Objective:To investigate the microRNA (miRNA) expression features in ectopic endometrial tissues of endometriosis (EMS) patients.Methods:From April 2018 to October 2019, ectopic endometrial tissues from EMS patients and eutopic endometrial tissues from control women who received treatment in the Department of Obstetrics and Gynecology of The First Affiliated Hospital of Xiamen University were used in subsequent experiments. Differentially expressed miRNAs were screened out in ectopic endometrial tissues by detecting miRNA sequence from Illumina.

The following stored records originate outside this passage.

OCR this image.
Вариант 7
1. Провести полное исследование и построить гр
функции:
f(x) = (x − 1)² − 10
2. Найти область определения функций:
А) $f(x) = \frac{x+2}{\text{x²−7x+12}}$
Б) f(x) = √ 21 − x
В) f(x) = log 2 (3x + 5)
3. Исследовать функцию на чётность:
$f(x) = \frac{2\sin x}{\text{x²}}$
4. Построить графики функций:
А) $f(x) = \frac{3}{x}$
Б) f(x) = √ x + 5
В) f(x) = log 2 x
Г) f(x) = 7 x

The potential roles of these differentially expressed miRNAs and their potential targeted genes in pathogenesis of EMS were analyzed by bioinformatics, and the differential expression levels of 6 miRNAs (miR-98-5p, miR-495-3p, let-7c-5p, miR-200b-3p, miR-200c-3p, miR-148b-3p) were validated by quantitative real-time polymerase chain reaction (qRT-PCR) and subsequently used to build the miRNA-gene regulatory network, then we verified its potential target gene.Results:The microarray results showed that 69 miRNAs might be differentially expressed in ectopic endometrial tissues compared with those in eutopic endometrial tissues (fold change>1.5, P<0.05), including 22 up-regulated miRNAs and 47 down-regulated miRNAs. Gene ontology (GO) analysis showed that the target genes of these differentially expressed miRNAs mainly participated in the protein modification, regulation of development, cell metabolism and morphological structure. KEGG pathway analysis showed that these targeted genes were involved in protein function, autophagy, AGE-RAGE and MAPK signaling pathways. The expression levels of miR-98-5p, let-7c-5p, miR-200b-3p and miR-200c-3p were validated to be significantly altered in ectopic endometrial tissues. The miRNA-gene co-expression network revealed the correlation between the 4 miRNAs and their predicted target genes. qRT-PCR validated results showed that the expression of miR-200b-3p and miR-200c-3p were significantly negatively correlated with ZEB2, while miR-98-5p was negatively correlated with PGRMC1, miR-98-5p and let-7c-5p were positively correlated with ADIPOR2. Conclusion:MiR-98-5p, let-7c-5p, miR-200b-3p and miR-200c-3p were significantly differentially expressed in the ectopic endometrial tissues of EMS patients, which may be involved in the development of EMS.